Increasing Leadership Capacity to Build a Change Model for Higher Ed
Concurrent Session 6
Brief Abstract
We need to intentionally develop more leaders at all levels of academic departments and support units, who share a common language and purpose regarding innovation.
Presenters

Extended Abstract
Peter Drucker famously asserted that "culture eats strategy for breakfast." He explained, "Company cultures are like country cultures. Never try to change one. Try, instead, to work with what you've got."
Is Drucker right, that we should resign ourselves to our current school culture and work within those confines? The lack of a leaderly culture may be the biggest barrier to innovation in university culture, and we must find a way to challenge and overcome that.
If we are to innovate in higher education, then we need leaders who are innovative, design thinkers, big-picture folks who also know how to drive forward changes, operationally. Vision and big ideas alone are meaningless unless they can actually be carried out. And we cannot expect university faculty to embrace new methods and tools for teaching and learning unless there are leaders distributed throughout the university who have the leadership abilities or competencies to make change actually happen.
How Did We Get Here?
Department chairs--and even associate deans and deans--are often promoted through the ranks or put in leadership positions because of external criteria which have little or nothing to do with actual leadership competencies. Perhaps they have published a lot, or they bring in lots of research dollars, or they are good at recruiting graduate students. While each of these activities do require some form of leadership skill, they do not necessarily translate to the ability to lead a team or group of other people towards larger, strategic goals of the department, college, or university. Nor do these things require any ability to embrace innovation in teaching and learning or, even when innovation is embraced, the ability to diffuse innovation throughout an organization.
It is not enough to have a few, well-placed leaders sprinkled throughout a university. We need to intentionally develop more leaders at all levels of academic departments and support units, who share a common language and purpose regarding innovation, leadership, and new forms of advancing scholarly teaching.
Purpose of This Session & Who Should Attend:
As a "Conversations That Work" session, we want to bring together other leaders who face these same challenges. The format of shared exploration is perfect for this interactive session and topic. We very much need the audience to participate to help solve the dilemmas and to explore the topic we am presenting. We envision two kinds of attendees: (1) those who face these same challenges and likewise need this session to generate concrete ideas to bring back to their home campuses, and (2) those who have already started this kind of work and wish to engage and assist others with their lessons learned.
Guiding Questions:
(1) What are the leadership competencies necessary to lead innovation on campus? [There is plenty of literature on this, but are there between three and five we should concentrate on?]
(2) How do you develop these competencies in people? [What kinds of development programs would work in your school culture? Pros/cons of different formats?]
(3) How do you sustain this program as a long-term effort? [This is not a one-and-done program but an effort that will take years to see widespread success and then be a continual effort afterwards.]
(4) How do you build on successes and get more people involved? [Who are the key stakeholders? Do you have "champions" to target early on?]

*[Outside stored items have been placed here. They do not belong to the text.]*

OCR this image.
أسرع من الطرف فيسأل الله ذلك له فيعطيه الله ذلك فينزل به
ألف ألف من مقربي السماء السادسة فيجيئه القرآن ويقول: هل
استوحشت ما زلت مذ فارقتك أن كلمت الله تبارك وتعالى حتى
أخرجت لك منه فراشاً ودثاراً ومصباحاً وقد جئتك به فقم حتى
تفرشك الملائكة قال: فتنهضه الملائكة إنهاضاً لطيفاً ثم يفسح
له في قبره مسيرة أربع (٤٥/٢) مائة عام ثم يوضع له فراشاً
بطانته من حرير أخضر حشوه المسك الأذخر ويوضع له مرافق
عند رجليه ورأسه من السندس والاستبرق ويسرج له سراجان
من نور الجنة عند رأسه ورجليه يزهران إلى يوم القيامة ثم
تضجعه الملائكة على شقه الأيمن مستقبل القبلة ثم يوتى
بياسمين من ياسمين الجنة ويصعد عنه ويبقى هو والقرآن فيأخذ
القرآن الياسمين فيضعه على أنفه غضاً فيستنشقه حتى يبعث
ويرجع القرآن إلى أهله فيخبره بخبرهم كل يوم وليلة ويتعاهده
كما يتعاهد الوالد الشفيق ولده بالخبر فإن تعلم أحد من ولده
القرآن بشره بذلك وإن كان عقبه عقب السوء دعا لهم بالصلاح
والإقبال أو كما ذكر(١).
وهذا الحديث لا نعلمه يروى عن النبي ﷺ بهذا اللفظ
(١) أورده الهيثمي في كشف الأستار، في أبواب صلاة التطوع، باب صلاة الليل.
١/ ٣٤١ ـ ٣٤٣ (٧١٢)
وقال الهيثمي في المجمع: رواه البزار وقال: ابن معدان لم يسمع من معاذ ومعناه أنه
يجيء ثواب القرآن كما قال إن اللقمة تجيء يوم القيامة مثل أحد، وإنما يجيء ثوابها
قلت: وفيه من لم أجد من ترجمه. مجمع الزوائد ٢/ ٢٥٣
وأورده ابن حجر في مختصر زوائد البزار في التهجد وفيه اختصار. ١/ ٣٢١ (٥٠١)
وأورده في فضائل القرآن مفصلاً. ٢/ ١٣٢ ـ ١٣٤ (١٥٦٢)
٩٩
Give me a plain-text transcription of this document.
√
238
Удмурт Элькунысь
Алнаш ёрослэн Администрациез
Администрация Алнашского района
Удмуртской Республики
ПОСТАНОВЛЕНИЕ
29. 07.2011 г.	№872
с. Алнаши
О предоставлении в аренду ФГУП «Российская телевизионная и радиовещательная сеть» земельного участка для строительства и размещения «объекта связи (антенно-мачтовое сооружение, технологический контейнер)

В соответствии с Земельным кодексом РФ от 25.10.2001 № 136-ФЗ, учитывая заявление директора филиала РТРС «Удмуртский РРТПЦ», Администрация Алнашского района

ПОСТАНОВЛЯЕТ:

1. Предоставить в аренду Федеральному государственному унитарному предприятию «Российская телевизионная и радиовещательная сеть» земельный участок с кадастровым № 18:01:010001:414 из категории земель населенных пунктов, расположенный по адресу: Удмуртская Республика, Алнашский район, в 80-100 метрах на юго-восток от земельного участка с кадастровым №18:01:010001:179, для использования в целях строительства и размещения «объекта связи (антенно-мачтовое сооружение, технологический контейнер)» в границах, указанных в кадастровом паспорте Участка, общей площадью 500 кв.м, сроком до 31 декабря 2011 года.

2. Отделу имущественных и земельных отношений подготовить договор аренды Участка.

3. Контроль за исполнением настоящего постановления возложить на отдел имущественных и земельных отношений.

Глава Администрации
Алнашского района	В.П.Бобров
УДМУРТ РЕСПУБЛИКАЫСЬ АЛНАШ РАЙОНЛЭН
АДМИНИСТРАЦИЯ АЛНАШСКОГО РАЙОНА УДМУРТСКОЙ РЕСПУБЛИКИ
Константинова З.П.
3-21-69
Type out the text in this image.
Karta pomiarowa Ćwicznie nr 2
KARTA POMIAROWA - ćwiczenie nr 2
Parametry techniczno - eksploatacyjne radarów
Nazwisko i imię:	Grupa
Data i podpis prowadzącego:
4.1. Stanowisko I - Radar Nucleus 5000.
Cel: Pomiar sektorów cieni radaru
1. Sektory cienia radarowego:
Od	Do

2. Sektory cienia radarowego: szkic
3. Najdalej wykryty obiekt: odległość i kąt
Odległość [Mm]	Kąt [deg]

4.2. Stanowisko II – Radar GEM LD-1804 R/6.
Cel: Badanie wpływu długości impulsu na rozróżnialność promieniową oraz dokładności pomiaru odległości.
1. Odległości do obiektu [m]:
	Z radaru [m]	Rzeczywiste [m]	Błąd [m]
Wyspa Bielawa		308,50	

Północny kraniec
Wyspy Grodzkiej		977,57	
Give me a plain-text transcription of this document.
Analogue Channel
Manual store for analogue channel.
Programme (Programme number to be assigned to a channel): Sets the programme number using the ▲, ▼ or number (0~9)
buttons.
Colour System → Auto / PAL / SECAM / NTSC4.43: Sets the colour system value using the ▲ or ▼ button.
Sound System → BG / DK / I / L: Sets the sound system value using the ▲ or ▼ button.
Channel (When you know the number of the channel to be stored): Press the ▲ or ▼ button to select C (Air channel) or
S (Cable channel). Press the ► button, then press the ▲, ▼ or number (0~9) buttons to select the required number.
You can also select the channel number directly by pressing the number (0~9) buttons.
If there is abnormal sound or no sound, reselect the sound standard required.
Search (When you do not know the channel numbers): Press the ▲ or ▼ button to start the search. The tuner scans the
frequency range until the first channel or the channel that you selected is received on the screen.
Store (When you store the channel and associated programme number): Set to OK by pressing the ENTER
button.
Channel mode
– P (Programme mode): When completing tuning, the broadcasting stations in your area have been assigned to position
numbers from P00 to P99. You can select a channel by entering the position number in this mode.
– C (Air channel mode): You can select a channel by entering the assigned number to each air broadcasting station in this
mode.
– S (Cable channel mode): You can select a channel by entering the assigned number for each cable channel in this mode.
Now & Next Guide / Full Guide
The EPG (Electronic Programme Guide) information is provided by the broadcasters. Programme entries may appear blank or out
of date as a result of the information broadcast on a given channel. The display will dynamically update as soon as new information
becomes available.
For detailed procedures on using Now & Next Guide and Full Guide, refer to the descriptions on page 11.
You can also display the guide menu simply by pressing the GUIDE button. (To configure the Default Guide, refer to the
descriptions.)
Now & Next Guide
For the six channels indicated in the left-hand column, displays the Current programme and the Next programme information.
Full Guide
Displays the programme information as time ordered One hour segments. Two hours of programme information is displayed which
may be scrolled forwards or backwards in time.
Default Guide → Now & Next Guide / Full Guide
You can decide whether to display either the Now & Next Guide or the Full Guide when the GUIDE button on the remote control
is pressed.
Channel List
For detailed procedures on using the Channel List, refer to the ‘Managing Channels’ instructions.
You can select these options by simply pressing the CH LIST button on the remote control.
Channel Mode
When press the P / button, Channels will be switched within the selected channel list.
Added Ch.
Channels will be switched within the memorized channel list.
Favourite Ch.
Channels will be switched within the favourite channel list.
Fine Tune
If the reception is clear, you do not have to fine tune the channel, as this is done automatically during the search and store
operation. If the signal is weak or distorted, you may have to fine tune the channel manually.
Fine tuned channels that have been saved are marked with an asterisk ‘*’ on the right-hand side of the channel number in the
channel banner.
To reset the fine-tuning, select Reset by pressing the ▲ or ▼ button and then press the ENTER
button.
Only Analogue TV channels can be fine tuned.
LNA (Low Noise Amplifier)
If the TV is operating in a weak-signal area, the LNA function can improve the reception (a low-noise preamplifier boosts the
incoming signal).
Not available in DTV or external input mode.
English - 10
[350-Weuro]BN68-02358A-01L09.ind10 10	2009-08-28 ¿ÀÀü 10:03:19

(5) How do you measure success? [Short term and long term success will look different.]
(6) How do you communicate success--to which audiences and what formats? [A robust communications plan is needed and will vary by school culture, context, and audiences.]
How Is This Different Than Other Leadership Development Programs on Campuses Already?
Those traditional programs typically focus on management skills for the day-to-day operational efforts of the business of running a department: finance, HR, legal affairs, time management, conflict resolution, accreditation, year-end reports. This is different. This eschews all of those things and instead focuses on innovation and change and how to build capacity on campus to embrace online learning, emerging technologies, evolving practice, new policy and metrics for success.